Ковалев возвращается в Ленинград. Теперь он знает правду, всю, до конца. Осталось еще два-три часа пути, и он будет дома. И внезапно Ковалева настигает душевная просветленность, он прозревает: „Мне тяжело, но насколько тяжелее ей, моей бедной Нине! Ей страшно за себя, за детей, ее мучает раскаяние, она не находит себе места от сознания, что ничего не может сделать, ей приходится ждать, только ждать то, что сделаю я”.

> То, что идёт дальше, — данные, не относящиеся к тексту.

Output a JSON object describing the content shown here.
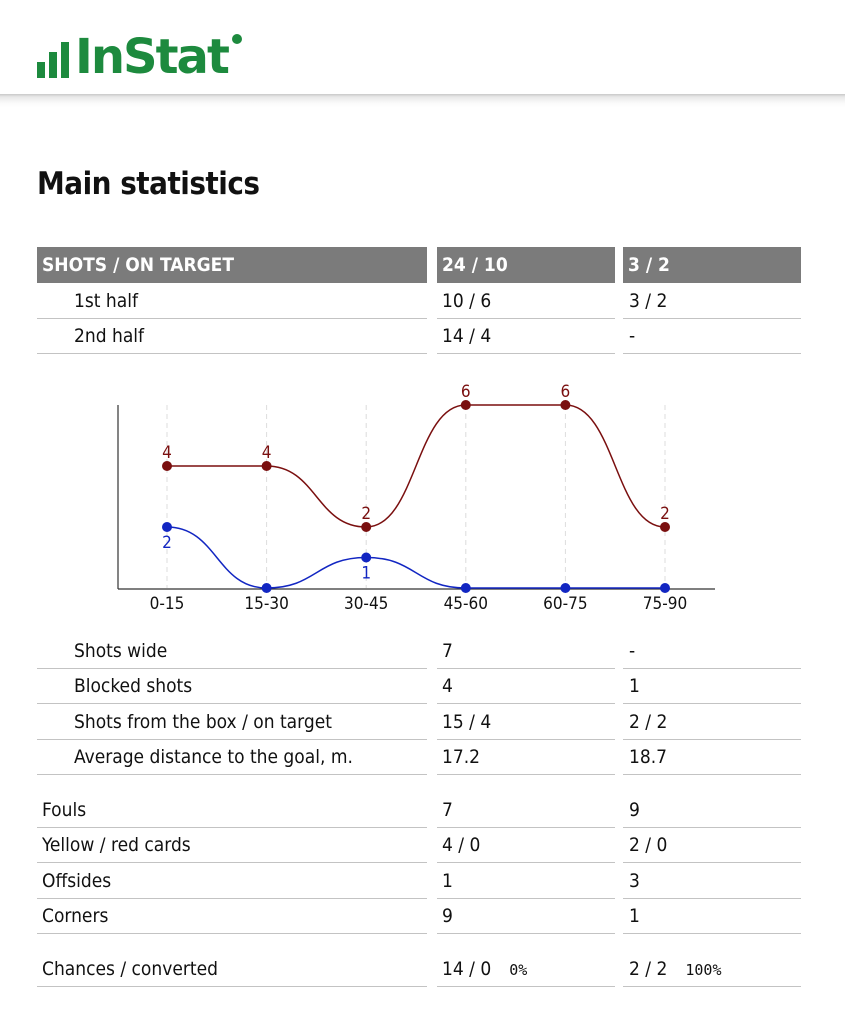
{
  "brand": {
    "logo_text": "InStat",
    "color": "#1d8a3e"
  },
  "title": "Main statistics",
  "shots_header": {
    "label": "SHOTS / ON TARGET",
    "team1": "24 / 10",
    "team2": "3 / 2"
  },
  "shots_halves": [
    {
      "label": "1st half",
      "team1": "10 / 6",
      "team2": "3 / 2"
    },
    {
      "label": "2nd half",
      "team1": "14 / 4",
      "team2": "-"
    }
  ],
  "shots_details": [
    {
      "label": "Shots wide",
      "team1": "7",
      "team2": "-"
    },
    {
      "label": "Blocked shots",
      "team1": "4",
      "team2": "1"
    },
    {
      "label": "Shots from the box / on target",
      "team1": "15 / 4",
      "team2": "2 / 2"
    },
    {
      "label": "Average distance to the goal, m.",
      "team1": "17.2",
      "team2": "18.7"
    }
  ],
  "misc": [
    {
      "label": "Fouls",
      "team1": "7",
      "team2": "9"
    },
    {
      "label": "Yellow / red cards",
      "team1": "4 / 0",
      "team2": "2 / 0"
    },
    {
      "label": "Offsides",
      "team1": "1",
      "team2": "3"
    },
    {
      "label": "Corners",
      "team1": "9",
      "team2": "1"
    }
  ],
  "chances": {
    "label": "Chances / converted",
    "team1": "14 / 0",
    "team1_pct": "0%",
    "team2": "2 / 2",
    "team2_pct": "100%"
  },
  "chart_data": {
    "type": "line",
    "categories": [
      "0-15",
      "15-30",
      "30-45",
      "45-60",
      "60-75",
      "75-90"
    ],
    "series": [
      {
        "color": "#7a0f0f",
        "values": [
          4,
          4,
          2,
          6,
          6,
          2
        ]
      },
      {
        "color": "#1226c2",
        "values": [
          2,
          0,
          1,
          0,
          0,
          0
        ]
      }
    ],
    "ylim": [
      0,
      6
    ],
    "grid": "vertical dashed"
  }
}
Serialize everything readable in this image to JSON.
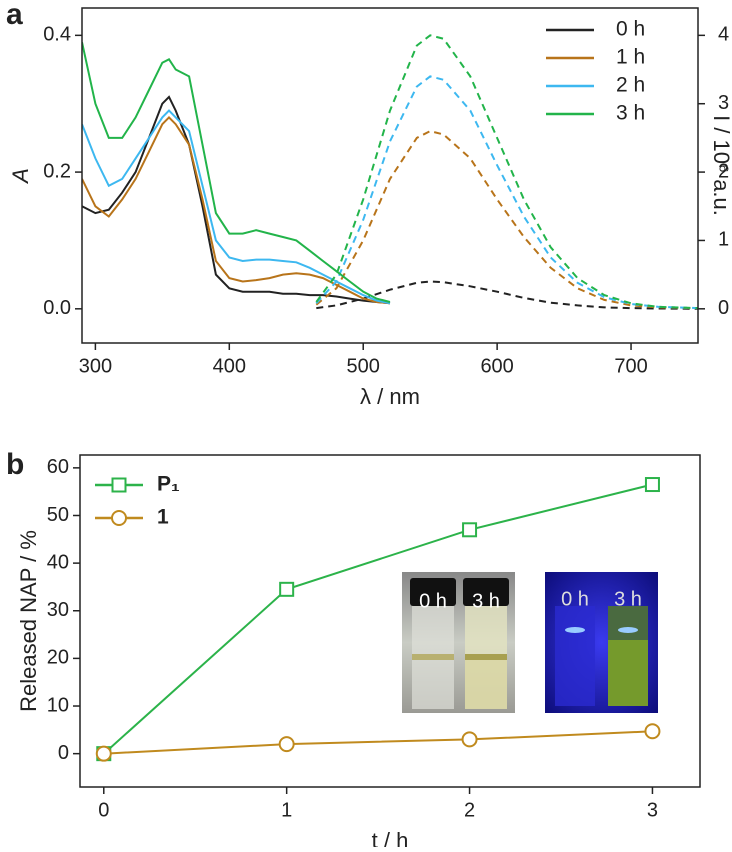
{
  "panels": [
    "a",
    "b"
  ],
  "photos": [
    [
      "0 h",
      "3 h"
    ],
    [
      "0 h",
      "3 h"
    ]
  ],
  "chart_data": [
    {
      "type": "line",
      "xlabel": "λ / nm",
      "ylabel": "A",
      "y2label": "I / 10⁶ a.u.",
      "xlim": [
        290,
        750
      ],
      "xticks": [
        300,
        400,
        500,
        600,
        700
      ],
      "ylim": [
        -0.05,
        0.44
      ],
      "yticks": [
        {
          "value": 0,
          "label": "0.0"
        },
        0.2,
        0.4
      ],
      "y2lim": [
        -0.5,
        4.4
      ],
      "y2ticks": [
        0,
        1,
        2,
        3,
        4
      ],
      "legend": "upper right",
      "x": [
        290,
        300,
        310,
        320,
        330,
        340,
        350,
        355,
        360,
        370,
        380,
        390,
        400,
        410,
        420,
        430,
        440,
        450,
        460,
        470,
        480,
        490,
        500,
        510,
        520
      ],
      "emission_x": [
        465,
        480,
        500,
        520,
        540,
        550,
        560,
        580,
        600,
        620,
        640,
        660,
        680,
        700,
        720,
        750
      ],
      "series": [
        {
          "name": "0 h",
          "color": "#222222",
          "values": [
            0.15,
            0.14,
            0.145,
            0.17,
            0.2,
            0.25,
            0.3,
            0.31,
            0.29,
            0.24,
            0.15,
            0.05,
            0.03,
            0.025,
            0.025,
            0.025,
            0.022,
            0.022,
            0.02,
            0.02,
            0.018,
            0.015,
            0.012,
            0.01,
            0.008
          ],
          "emission": [
            0.01,
            0.05,
            0.15,
            0.28,
            0.38,
            0.4,
            0.39,
            0.33,
            0.25,
            0.16,
            0.09,
            0.05,
            0.02,
            0.01,
            0.005,
            0
          ]
        },
        {
          "name": "1 h",
          "color": "#b8741a",
          "values": [
            0.19,
            0.15,
            0.135,
            0.16,
            0.19,
            0.23,
            0.27,
            0.28,
            0.27,
            0.24,
            0.16,
            0.07,
            0.045,
            0.04,
            0.042,
            0.045,
            0.05,
            0.052,
            0.05,
            0.045,
            0.035,
            0.025,
            0.015,
            0.01,
            0.008
          ],
          "emission": [
            0.06,
            0.3,
            1.0,
            1.9,
            2.5,
            2.6,
            2.55,
            2.2,
            1.6,
            1.05,
            0.6,
            0.3,
            0.13,
            0.05,
            0.02,
            0.01
          ]
        },
        {
          "name": "2 h",
          "color": "#3db8f0",
          "values": [
            0.27,
            0.22,
            0.18,
            0.19,
            0.22,
            0.25,
            0.28,
            0.29,
            0.28,
            0.26,
            0.18,
            0.1,
            0.075,
            0.07,
            0.072,
            0.072,
            0.07,
            0.068,
            0.06,
            0.05,
            0.04,
            0.03,
            0.02,
            0.012,
            0.008
          ],
          "emission": [
            0.08,
            0.4,
            1.3,
            2.45,
            3.25,
            3.4,
            3.35,
            2.9,
            2.1,
            1.35,
            0.75,
            0.38,
            0.17,
            0.07,
            0.03,
            0.01
          ]
        },
        {
          "name": "3 h",
          "color": "#22b44a",
          "values": [
            0.39,
            0.3,
            0.25,
            0.25,
            0.28,
            0.32,
            0.36,
            0.365,
            0.35,
            0.34,
            0.24,
            0.14,
            0.11,
            0.11,
            0.115,
            0.11,
            0.105,
            0.1,
            0.085,
            0.07,
            0.055,
            0.04,
            0.025,
            0.015,
            0.01
          ],
          "emission": [
            0.1,
            0.5,
            1.6,
            2.9,
            3.85,
            4.0,
            3.95,
            3.4,
            2.5,
            1.6,
            0.9,
            0.45,
            0.2,
            0.08,
            0.03,
            0.01
          ]
        }
      ]
    },
    {
      "type": "line",
      "xlabel": "t / h",
      "ylabel": "Released NAP / %",
      "xlim": [
        -0.13,
        3.26
      ],
      "xticks": [
        0,
        1,
        2,
        3
      ],
      "ylim": [
        -7,
        62.7
      ],
      "yticks": [
        0,
        10,
        20,
        30,
        40,
        50,
        60
      ],
      "legend": "upper left",
      "x": [
        0,
        1,
        2,
        3
      ],
      "series": [
        {
          "name": "P₁",
          "color": "#2cb34a",
          "marker": "square",
          "values": [
            0,
            34.5,
            47,
            56.5
          ]
        },
        {
          "name": "1",
          "color": "#c08a1e",
          "marker": "circle",
          "values": [
            0,
            2,
            3,
            4.7
          ]
        }
      ]
    }
  ]
}
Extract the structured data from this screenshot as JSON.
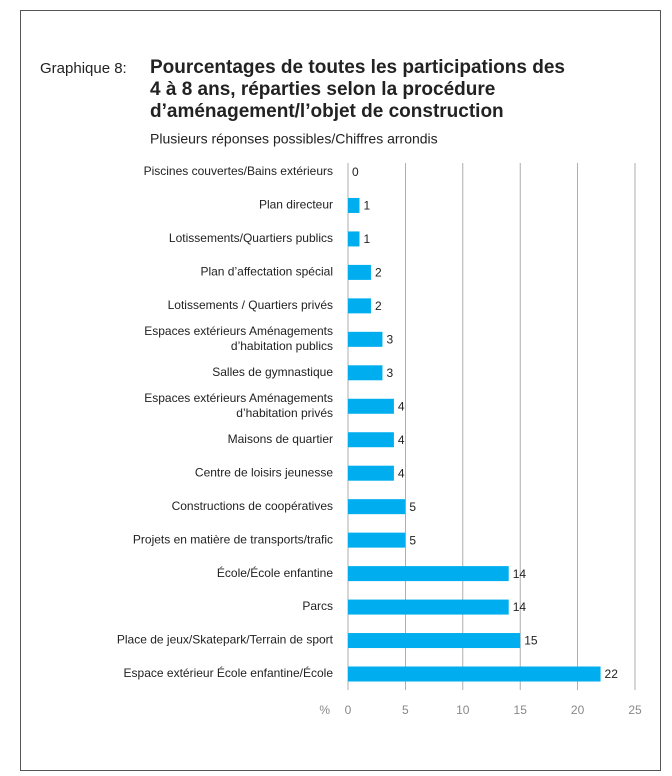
{
  "chart_data": {
    "type": "barh",
    "label": "Graphique 8:",
    "title": "Pourcentages de toutes les participations des\n4 à 8 ans, réparties selon la procédure\nd’aménagement/l’objet de construction",
    "subtitle": "Plusieurs réponses possibles/Chiffres arrondis",
    "x_label": "%",
    "categories": [
      "Piscines couvertes/Bains extérieurs",
      "Plan directeur",
      "Lotissements/Quartiers publics",
      "Plan d’affectation spécial",
      "Lotissements / Quartiers privés",
      "Espaces extérieurs Aménagements\nd’habitation publics",
      "Salles de gymnastique",
      "Espaces extérieurs Aménagements\nd’habitation privés",
      "Maisons de quartier",
      "Centre de loisirs jeunesse",
      "Constructions de coopératives",
      "Projets en matière de transports/trafic",
      "École/École enfantine",
      "Parcs",
      "Place de jeux/Skatepark/Terrain de sport",
      "Espace extérieur École enfantine/École"
    ],
    "values": [
      0,
      1,
      1,
      2,
      2,
      3,
      3,
      4,
      4,
      4,
      5,
      5,
      14,
      14,
      15,
      22
    ],
    "color": "#00aeef",
    "xlim": [
      0,
      25
    ],
    "xticks": [
      0,
      5,
      10,
      15,
      20,
      25
    ],
    "grid": true
  }
}
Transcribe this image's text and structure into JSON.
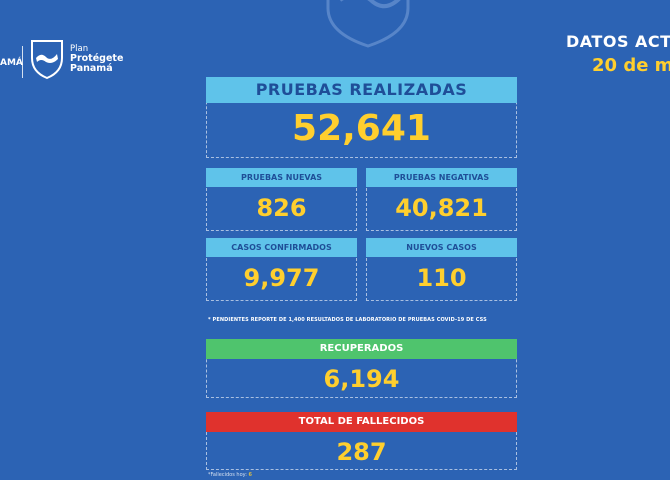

Николай Сергеевич — человек горячий и стремительный, он легко поддается порыву. И самому высокому. Нина не только прощена. Теперь он озабочен тем, как сделать, чтобы она легко, не терзаясь собственной виной, перенесла это прощение, как сразу же показать ей, ни на миг не продлевая ее мук, что она для него — прежняя. В Любани Ковалев покупает большой букет цветов. Нина Федоровна встретила мужа на вокзале. Она взяла с собой сыновей. Возможно, для того, чтобы напомнить Ковалеву: я — мать твоих детей. Увидев букет, Нина Федоровна все поняла и зарыдала.
Казалось бы, мир вернулся в семью Ковалевых. Но, к несчастью, это только казалось.
Есть люди, которые способны на благородный поступок, даже на подвиг. Но сделать они это могут только в порыве, мгновенном и стремительном. Их не хватает на будничную, длящуюся изо дня в день доброту. Таким был и Ковалев. Ему, пожалуй, легче закрыть грудью амбразуру, чем ежедневно в течение многих месяцев тщательно чистить винтовку.
Прошла неделя. Накал высоких чувств в Ковалеве пошел на убыль, в памяти все неотступнее возникали разные штришки из рассказа Барминой и признания Скворцова, и в Ковалеве вновь разгорались гнев и боль. Скрыть их он не умел. Оказывается, великим и трудным умением прощать Ковалев не обладал.
Правда, не было больше возмутительных сцен, не было даже словесных упреков. Но от этого легче не становилось. Ковалев приходил домой сумрачный, суровый, чужой. Истерзанный сам, он терзал Нину Федоровну, всем своим видом говоря: „Не простил Ничего не забыл!”